Moving from delivering research to developing researchers

Non-medical health professionals are increasingly at the forefront of world-leading research, and the Centre supports a number of nurses and midwives developing their research careers. This is both through the Research Design and Conduct Service (RDCS SE Wales) we host which supports health and social care professionals to develop high quality applications for funding, and supporting the career development of our research staff and collaborators who are nurses and midwives through funding applications, publications, conference presentations etc.

I have benefited from the Centre’s support to develop my programme of research into the ethical, legal, and practical issues encountered when involving adults who lack capacity to consent in research, which was recently recognised at the Wales Nurse of the Year Awards.

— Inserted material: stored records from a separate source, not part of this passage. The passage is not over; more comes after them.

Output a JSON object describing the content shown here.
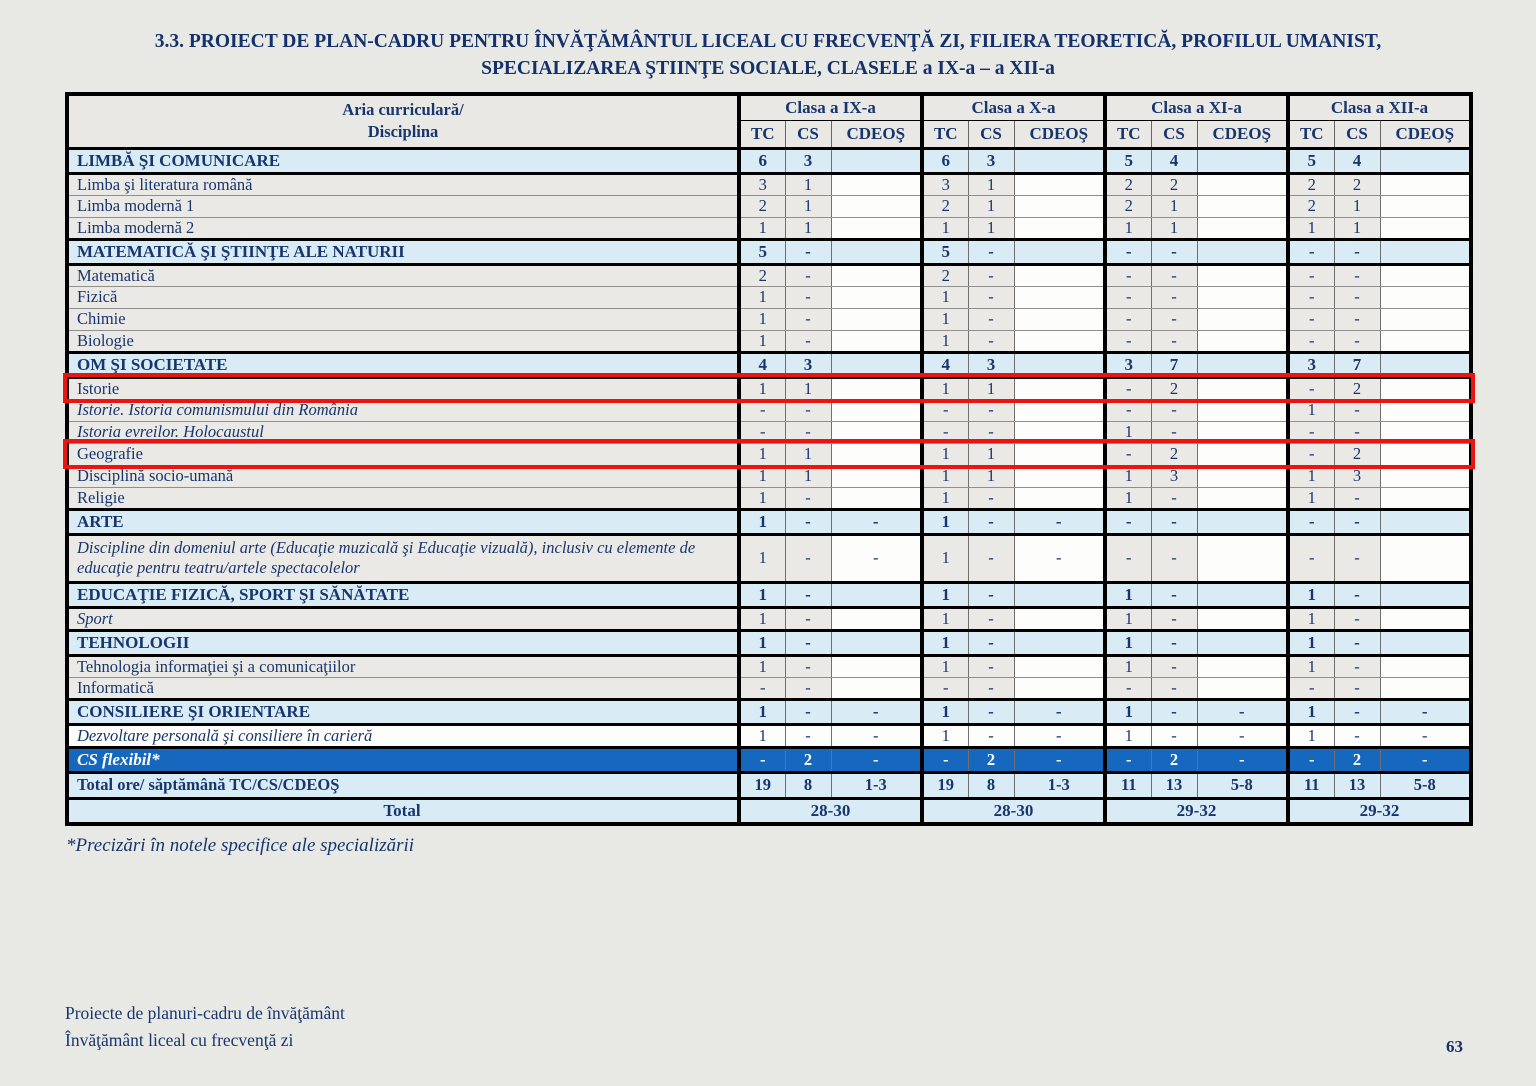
{
  "page": {
    "title_line1": "3.3. PROIECT DE PLAN-CADRU PENTRU ÎNVĂŢĂMÂNTUL LICEAL CU FRECVENŢĂ ZI, FILIERA TEORETICĂ, PROFILUL UMANIST,",
    "title_line2": "SPECIALIZAREA ŞTIINŢE SOCIALE, CLASELE a IX-a – a XII-a",
    "footnote": "*Precizări în notele specifice ale specializării",
    "footer_line1": "Proiecte de planuri-cadru de învăţământ",
    "footer_line2": "Învăţământ liceal cu frecvenţă zi",
    "page_number": "63"
  },
  "colors": {
    "text_navy": "#17366e",
    "category_row_blue": "#d9ecf6",
    "cs_flexibil_blue": "#1568be",
    "highlight_red": "#ec1410",
    "page_background": "#e8e8e5"
  },
  "table": {
    "corner_header_line1": "Aria curriculară/",
    "corner_header_line2": "Disciplina",
    "class_groups": [
      "Clasa a IX-a",
      "Clasa a X-a",
      "Clasa a XI-a",
      "Clasa a XII-a"
    ],
    "sub_headers": [
      "TC",
      "CS",
      "CDEOŞ"
    ],
    "rows": [
      {
        "label": "LIMBĂ ŞI COMUNICARE",
        "type": "category",
        "cells": [
          "6",
          "3",
          "",
          "6",
          "3",
          "",
          "5",
          "4",
          "",
          "5",
          "4",
          ""
        ]
      },
      {
        "label": "Limba şi literatura română",
        "type": "subject",
        "cells": [
          "3",
          "1",
          "",
          "3",
          "1",
          "",
          "2",
          "2",
          "",
          "2",
          "2",
          ""
        ]
      },
      {
        "label": "Limba modernă 1",
        "type": "subject",
        "cells": [
          "2",
          "1",
          "",
          "2",
          "1",
          "",
          "2",
          "1",
          "",
          "2",
          "1",
          ""
        ]
      },
      {
        "label": "Limba modernă 2",
        "type": "subject",
        "cells": [
          "1",
          "1",
          "",
          "1",
          "1",
          "",
          "1",
          "1",
          "",
          "1",
          "1",
          ""
        ]
      },
      {
        "label": "MATEMATICĂ ŞI ŞTIINŢE ALE NATURII",
        "type": "category",
        "cells": [
          "5",
          "-",
          "",
          "5",
          "-",
          "",
          "-",
          "-",
          "",
          "-",
          "-",
          ""
        ]
      },
      {
        "label": "Matematică",
        "type": "subject",
        "cells": [
          "2",
          "-",
          "",
          "2",
          "-",
          "",
          "-",
          "-",
          "",
          "-",
          "-",
          ""
        ]
      },
      {
        "label": "Fizică",
        "type": "subject",
        "cells": [
          "1",
          "-",
          "",
          "1",
          "-",
          "",
          "-",
          "-",
          "",
          "-",
          "-",
          ""
        ]
      },
      {
        "label": "Chimie",
        "type": "subject",
        "cells": [
          "1",
          "-",
          "",
          "1",
          "-",
          "",
          "-",
          "-",
          "",
          "-",
          "-",
          ""
        ]
      },
      {
        "label": "Biologie",
        "type": "subject",
        "cells": [
          "1",
          "-",
          "",
          "1",
          "-",
          "",
          "-",
          "-",
          "",
          "-",
          "-",
          ""
        ]
      },
      {
        "label": "OM ŞI SOCIETATE",
        "type": "category",
        "cells": [
          "4",
          "3",
          "",
          "4",
          "3",
          "",
          "3",
          "7",
          "",
          "3",
          "7",
          ""
        ]
      },
      {
        "label": "Istorie",
        "type": "subject",
        "highlight": true,
        "cells": [
          "1",
          "1",
          "",
          "1",
          "1",
          "",
          "-",
          "2",
          "",
          "-",
          "2",
          ""
        ]
      },
      {
        "label": "Istorie. Istoria comunismului din România",
        "type": "subject",
        "italic": true,
        "cells": [
          "-",
          "-",
          "",
          "-",
          "-",
          "",
          "-",
          "-",
          "",
          "1",
          "-",
          ""
        ]
      },
      {
        "label": "Istoria evreilor. Holocaustul",
        "type": "subject",
        "italic": true,
        "cells": [
          "-",
          "-",
          "",
          "-",
          "-",
          "",
          "1",
          "-",
          "",
          "-",
          "-",
          ""
        ]
      },
      {
        "label": "Geografie",
        "type": "subject",
        "highlight": true,
        "cells": [
          "1",
          "1",
          "",
          "1",
          "1",
          "",
          "-",
          "2",
          "",
          "-",
          "2",
          ""
        ]
      },
      {
        "label": "Disciplină socio-umană",
        "type": "subject",
        "cells": [
          "1",
          "1",
          "",
          "1",
          "1",
          "",
          "1",
          "3",
          "",
          "1",
          "3",
          ""
        ]
      },
      {
        "label": "Religie",
        "type": "subject",
        "cells": [
          "1",
          "-",
          "",
          "1",
          "-",
          "",
          "1",
          "-",
          "",
          "1",
          "-",
          ""
        ]
      },
      {
        "label": "ARTE",
        "type": "category",
        "cells": [
          "1",
          "-",
          "-",
          "1",
          "-",
          "-",
          "-",
          "-",
          "",
          "-",
          "-",
          ""
        ]
      },
      {
        "label": "Discipline din domeniul arte (Educaţie muzicală şi Educaţie vizuală), inclusiv cu elemente de educaţie pentru teatru/artele spectacolelor",
        "type": "subject",
        "italic": true,
        "tall": true,
        "cells": [
          "1",
          "-",
          "-",
          "1",
          "-",
          "-",
          "-",
          "-",
          "",
          "-",
          "-",
          ""
        ]
      },
      {
        "label": "EDUCAŢIE FIZICĂ, SPORT ŞI SĂNĂTATE",
        "type": "category",
        "cells": [
          "1",
          "-",
          "",
          "1",
          "-",
          "",
          "1",
          "-",
          "",
          "1",
          "-",
          ""
        ]
      },
      {
        "label": "Sport",
        "type": "subject",
        "italic": true,
        "cells": [
          "1",
          "-",
          "",
          "1",
          "-",
          "",
          "1",
          "-",
          "",
          "1",
          "-",
          ""
        ]
      },
      {
        "label": "TEHNOLOGII",
        "type": "category",
        "cells": [
          "1",
          "-",
          "",
          "1",
          "-",
          "",
          "1",
          "-",
          "",
          "1",
          "-",
          ""
        ]
      },
      {
        "label": "Tehnologia informaţiei şi a comunicaţiilor",
        "type": "subject",
        "cells": [
          "1",
          "-",
          "",
          "1",
          "-",
          "",
          "1",
          "-",
          "",
          "1",
          "-",
          ""
        ]
      },
      {
        "label": "Informatică",
        "type": "subject",
        "cells": [
          "-",
          "-",
          "",
          "-",
          "-",
          "",
          "-",
          "-",
          "",
          "-",
          "-",
          ""
        ]
      },
      {
        "label": "CONSILIERE ŞI ORIENTARE",
        "type": "category",
        "cells": [
          "1",
          "-",
          "-",
          "1",
          "-",
          "-",
          "1",
          "-",
          "-",
          "1",
          "-",
          "-"
        ]
      },
      {
        "label": "Dezvoltare personală şi consiliere în carieră",
        "type": "subject",
        "italic": true,
        "white": true,
        "cells": [
          "1",
          "-",
          "-",
          "1",
          "-",
          "-",
          "1",
          "-",
          "-",
          "1",
          "-",
          "-"
        ]
      },
      {
        "label": "CS flexibil*",
        "type": "cs-flexibil",
        "cells": [
          "-",
          "2",
          "-",
          "-",
          "2",
          "-",
          "-",
          "2",
          "-",
          "-",
          "2",
          "-"
        ]
      },
      {
        "label": "Total ore/ săptămână TC/CS/CDEOŞ",
        "type": "total",
        "cells": [
          "19",
          "8",
          "1-3",
          "19",
          "8",
          "1-3",
          "11",
          "13",
          "5-8",
          "11",
          "13",
          "5-8"
        ]
      },
      {
        "label": "Total",
        "type": "grand-total",
        "merged": [
          "28-30",
          "28-30",
          "29-32",
          "29-32"
        ]
      }
    ]
  }
}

Wales Nurse of the Year Awards

The findings from this novel area of research has in turn enabled me to support the trials we conduct which include populations who may have impaired capacity to consent, including PRINCESS and others being conducted in emergency settings.

A call to action!

However, a recent report from the Council of Deans identified the challenges of recruiting and retaining an academic nursing, midwifery and allied health workforce. They expressed concerns about the lack of academic career pathways in healthcare disciplines, and the importance of increasing research capacity. The NIHR has also identified the need to strengthen the research voice and influence of nurses and midwives in health and social care settings.

The International Year of the Nurse and Midwife provides a golden opportunity to highlight the important contribution from nurses and midwives towards delivering and leading research in the Centre for Trials Research and beyond. Through this, we can showcase the range of research that nurses and midwives undertake and lead, and their role in improving the health and wellbeing of all in society.